Ik zie aan de ontspannen houding van Loïc dat hun verstandhouding goed is.
‘Ik heb jullie samen een kamer gegeven, vous, les Belges.’
Ik antwoord dat Loïc me al een halve rondleiding gaf.
‘Goed zo.’ zegt hij. ‘Dat bespaart mij tijd. Hij mag de andere helft ook op zich nemen.’
Ik krijg van de man beknopt informatie over het domein. Het huisreglement uitleggen is zijn taak. ‘Het spreekt voor zich dat je zal moeten werken. Druiven plukken is hard werk. Je best doen is regel één. Ik verlang dat je zorgvuldig werkt. De druivelaars zijn mijn kindjes. Je komt niet op de slaapkamers van anderen. Ik hou niet van gedoe, je zal me begrijpen. Je mag wijn drinken maar doe dat met verstand. Ik moet ook vermelden: de scharen zijn scherp. Niet in je vingers knippen.
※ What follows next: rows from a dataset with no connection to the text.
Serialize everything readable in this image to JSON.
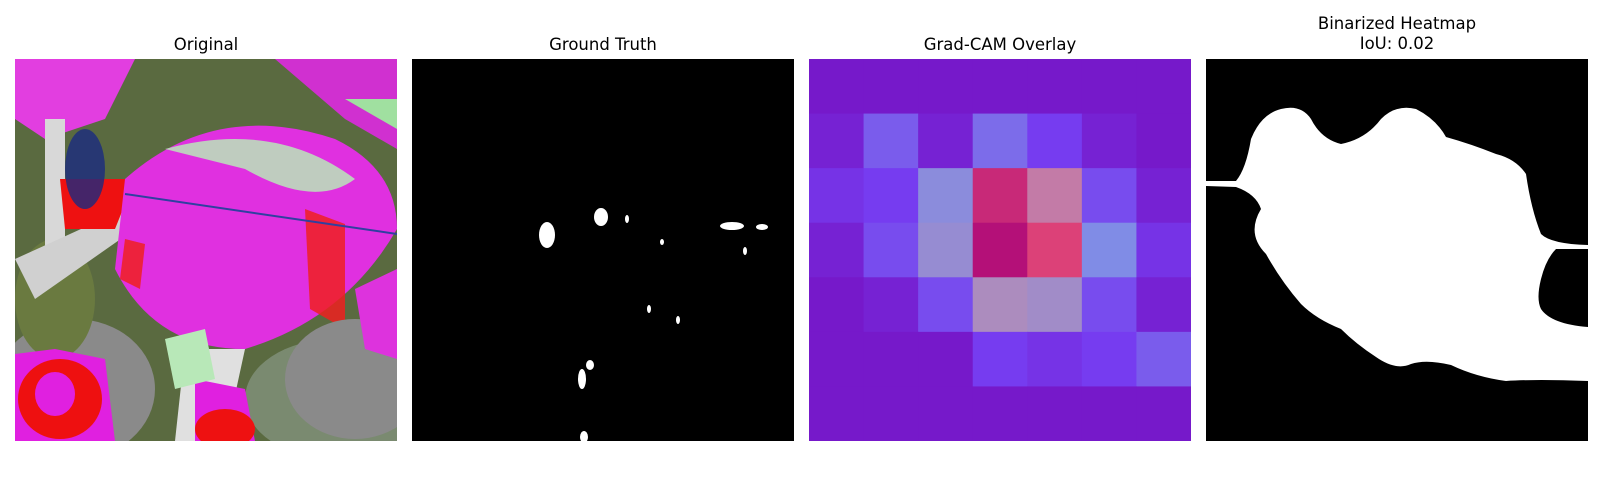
{
  "panels": [
    {
      "title": "Original"
    },
    {
      "title": "Ground Truth"
    },
    {
      "title": "Grad-CAM Overlay"
    },
    {
      "title": "Binarized Heatmap",
      "subtitle": "IoU: 0.02"
    }
  ],
  "colors": {
    "background": "#ffffff",
    "leaf_magenta": "#dd22dd",
    "mask_white": "#ffffff",
    "mask_black": "#000000",
    "cam_purple": "#7610c0",
    "cam_hot": "#f06080"
  },
  "gradcam_grid": [
    [
      0.05,
      0.05,
      0.05,
      0.05,
      0.05,
      0.05,
      0.05
    ],
    [
      0.1,
      0.35,
      0.1,
      0.4,
      0.25,
      0.1,
      0.05
    ],
    [
      0.2,
      0.25,
      0.55,
      0.95,
      0.75,
      0.3,
      0.1
    ],
    [
      0.1,
      0.3,
      0.6,
      1.0,
      0.9,
      0.5,
      0.2
    ],
    [
      0.05,
      0.1,
      0.3,
      0.7,
      0.65,
      0.3,
      0.1
    ],
    [
      0.05,
      0.05,
      0.05,
      0.25,
      0.2,
      0.25,
      0.35
    ],
    [
      0.05,
      0.05,
      0.05,
      0.05,
      0.05,
      0.05,
      0.05
    ]
  ]
}
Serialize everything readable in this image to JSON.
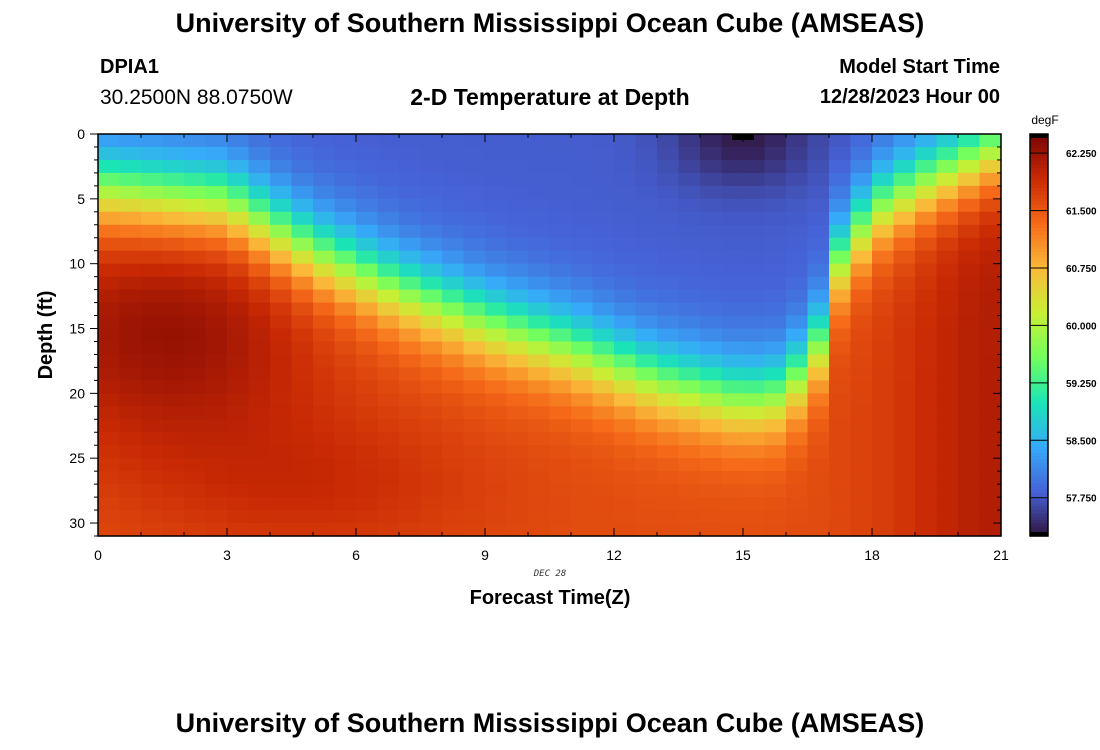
{
  "header": {
    "title": "University of Southern Mississippi Ocean Cube (AMSEAS)",
    "station": "DPIA1",
    "coords": "30.2500N  88.0750W",
    "subtitle": "2-D Temperature at Depth",
    "model_start_label": "Model Start Time",
    "model_start_value": "12/28/2023 Hour 00"
  },
  "footer": {
    "title": "University of Southern Mississippi Ocean Cube (AMSEAS)"
  },
  "colors": {
    "background": "#ffffff",
    "colormap": [
      "#30123b",
      "#4662d7",
      "#36aaf9",
      "#1ae4b6",
      "#72fe5e",
      "#c8ef34",
      "#faba39",
      "#f66b19",
      "#ca2a04",
      "#7a0403"
    ]
  },
  "chart_data": {
    "type": "heatmap",
    "title": "2-D Temperature at Depth",
    "xlabel": "Forecast Time(Z)",
    "ylabel": "Depth (ft)",
    "date_label": "DEC 28",
    "x_range": [
      0,
      21
    ],
    "y_range": [
      0,
      31
    ],
    "x_ticks": [
      0,
      3,
      6,
      9,
      12,
      15,
      18,
      21
    ],
    "x_tick_labels": [
      "0",
      "3",
      "6",
      "9",
      "12",
      "15",
      "18",
      "21"
    ],
    "y_ticks": [
      0,
      5,
      10,
      15,
      20,
      25,
      30
    ],
    "y_tick_labels": [
      "0",
      "5",
      "10",
      "15",
      "20",
      "25",
      "30"
    ],
    "colorbar": {
      "unit": "degF",
      "min": 57.25,
      "max": 62.5,
      "ticks": [
        57.75,
        58.5,
        59.25,
        60.0,
        60.75,
        61.5,
        62.25
      ],
      "tick_labels": [
        "57.750",
        "58.500",
        "59.250",
        "60.000",
        "60.750",
        "61.500",
        "62.250"
      ]
    },
    "field_model": {
      "grid_cols": 42,
      "grid_rows": 31,
      "thermocline_depth_ft_at_hour": [
        [
          0,
          4
        ],
        [
          3,
          5
        ],
        [
          5,
          9
        ],
        [
          7,
          12
        ],
        [
          9,
          14.5
        ],
        [
          11,
          16.5
        ],
        [
          13,
          19
        ],
        [
          15,
          20.5
        ],
        [
          16,
          20
        ],
        [
          16.8,
          16
        ],
        [
          17.2,
          10
        ],
        [
          18,
          6
        ],
        [
          19,
          4
        ],
        [
          21,
          1
        ]
      ],
      "surface_temp_f": 57.8,
      "surface_min_temp_f": 57.3,
      "surface_min_hour": 15,
      "warm_core_temp_f": 62.3,
      "warm_core_hour": 1.6,
      "warm_core_depth_ft": 15,
      "deep_temp_f": 61.6
    }
  }
}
Ik wil je niet in ons zwembad betrappen. Ik zwem niet graag in blauw water. Morgen ga je me begrijpen.
De laatste regel is ongeschreven. Maak vrienden hier en beleef een aangename tijd. Het reglement hangt uit op jullie kamer. Lees het. Dat is alles. Je zal samen met Loïc een duo vormen. Hij zal je morgen alles leren.’
We zijn met twintig aan tafel. Ik heb ze geteld. Het is een mengelmoes van leeftijden. Ik had ten onrechte allemaal jonge kerels verwacht. Er zijn meisjes bij en oudere mannen. Ik probeer gesprekken te volgen. De voertaal is Frans. Ik begrijp flarden van zinnen. Het verstaan van gesprekken in plaatselijke dialecten valt tegen. Onder vier ogen en als ze trager spreken, kan ik aardig overweg met Frans. Ik zeg geen woord, niet abnormaal op een eerste avondmaal.
We gaan vroeg slapen. Ik slaap in pyjama: shirt en short. Loïc draagt enkel een boxer. Het is een vreemd gevoel samen met een jongen te slapen, niet echt samen, want het zijn twee matrassen.